Sin embargo, Norris no tocó un cigarrillo en su vida, más que para las campañas publicitarias, porque él nunca fumó, y después de más de 10 años renunció a ser el rostro de la marca de cigarros ya que pensó que no era un buen ejemplo para los niños.

Norris nació en Chicago, Illinois, pero se alejó de su tierra natal para perseguir su más grande sueño: ser un vaquero. A los 18 años comenzó a criar caballos a la edad de 18 años, antes de mudarse al estado de Colorado. Ahí, compró su rancho Tee Cross Ranches, en 1950, el cual creció hasta llegar a los 63.000 acres (254.95 kilómetros cuadrados).

Durante los años cincuenta, los cigarros estaban dirigidos a las mujeres, y el equipo de publicidad, Leo Burnett Worldwide, buscaba una idea para tratar de venderlo a los hombres. Fue en 1954 cuando se creó la idea del “hombre Marlboro”: un vaquero duro que fumara los cigarrillos al aire libre.

Las primeras imágenes fueron de modelos profesionales, sin embargo, la compañía argumentó que para fines de autenticidad necesitaban encontrar a verdaderos vaqueros que llenaran el papel.

Fue ahí cuando el destino jugó un rol importante, ya que los ejecutivos se encontraron con una foto de Norris posando junto a su buen amigo, el actor John Wayne, en un periódico. Poco tiempo después lo fueron a buscar a su rancho de Colorado.

«Salieron de su automóvil, estos tipos con sus trajes a rayas, y se acercaron a papá y le dijeron: ‘¿Te gustaría estar en comerciales de cigarrillos Marlboro?’ Él dijo: ‘Bueno, estoy un poco ocupado en este momento. ¿Por qué no vuelves la próxima semana y, si hablas en serio, hablaremos?’ Regresaron la semana siguiente”, narró Bobby Norris, hijo del famoso vaquero al noticiero KKTV.

Para la publicidad tomaron más de 2.000 fotografías, y sólo algunas se distribuyeron a través de los Estados Unidos y el continente europeo.

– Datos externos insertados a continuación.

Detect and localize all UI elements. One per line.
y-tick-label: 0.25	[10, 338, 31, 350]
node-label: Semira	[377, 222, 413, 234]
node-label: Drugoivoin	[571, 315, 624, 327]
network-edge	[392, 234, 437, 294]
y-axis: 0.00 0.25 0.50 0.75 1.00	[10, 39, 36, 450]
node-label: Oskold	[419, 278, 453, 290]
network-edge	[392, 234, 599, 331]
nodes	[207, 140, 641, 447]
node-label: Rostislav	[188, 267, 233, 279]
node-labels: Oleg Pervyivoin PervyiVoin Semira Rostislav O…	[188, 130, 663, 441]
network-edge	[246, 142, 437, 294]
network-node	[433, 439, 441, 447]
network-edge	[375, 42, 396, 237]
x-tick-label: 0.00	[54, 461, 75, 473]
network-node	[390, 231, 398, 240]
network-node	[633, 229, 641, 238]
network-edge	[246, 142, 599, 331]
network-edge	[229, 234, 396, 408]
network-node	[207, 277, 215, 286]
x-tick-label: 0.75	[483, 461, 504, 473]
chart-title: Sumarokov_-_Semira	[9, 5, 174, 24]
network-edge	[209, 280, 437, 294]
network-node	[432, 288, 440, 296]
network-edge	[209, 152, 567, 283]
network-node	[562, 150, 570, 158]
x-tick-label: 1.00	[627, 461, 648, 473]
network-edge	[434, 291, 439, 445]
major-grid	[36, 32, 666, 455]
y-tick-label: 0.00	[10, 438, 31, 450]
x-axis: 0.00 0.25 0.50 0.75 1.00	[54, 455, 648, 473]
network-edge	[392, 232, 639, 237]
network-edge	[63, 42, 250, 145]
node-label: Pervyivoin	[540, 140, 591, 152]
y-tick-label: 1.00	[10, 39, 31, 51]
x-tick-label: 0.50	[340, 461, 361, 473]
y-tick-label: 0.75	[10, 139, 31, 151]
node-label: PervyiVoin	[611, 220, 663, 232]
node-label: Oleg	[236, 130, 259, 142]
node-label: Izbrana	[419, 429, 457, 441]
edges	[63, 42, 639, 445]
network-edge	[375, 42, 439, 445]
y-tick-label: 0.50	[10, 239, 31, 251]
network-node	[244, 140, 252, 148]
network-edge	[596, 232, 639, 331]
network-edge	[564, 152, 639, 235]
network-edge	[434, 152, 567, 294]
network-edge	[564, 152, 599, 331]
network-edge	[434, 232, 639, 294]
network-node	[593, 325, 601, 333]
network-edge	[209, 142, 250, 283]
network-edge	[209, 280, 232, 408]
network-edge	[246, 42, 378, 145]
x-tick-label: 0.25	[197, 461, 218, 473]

«Siempre nos decía a los niños: ‘No quiero volver a verte fumar’. Entonces, uno de nosotros finalmente preguntó: ‘Si no quieres que fumemos, ¿por qué haces comerciales de cigarrillos?’ Llamó a Phillip Morris y renunció ese día «, recordó Bobby Norris.

Norris siguió con su trabajo en el rancho en el que tanto le gustaba estar, y crió a sus animales, e incluso adoptó a una elefanta bebé, Amy, que había quedado huérfana en Zimbabue. La bebé creció hasta llegar a pesar 4.000 libras (1.814 kilogramos) y vivió en el Zoológico de Fresno, en California.

Según el sitio TMZ, Norris era una figura popular en el pueblo en el que vivió, pues era un conocido filántropo y empresario, además participó activamente en ayudar a varias organizaciones de rodeo.

En lugar de donar flores, la familia pidió donaciones para una fundación que ayuda a gente con autismo o el Programa de Asistencia para Sobrevivientes de Tragedias (TAPS por su siglas en inglés), la cual apoya a familiares de veteranos.

Para celebrar su vida, sus familiares hicieron un evento el viernes 8 de noviembre y estuvo abierto a todo público.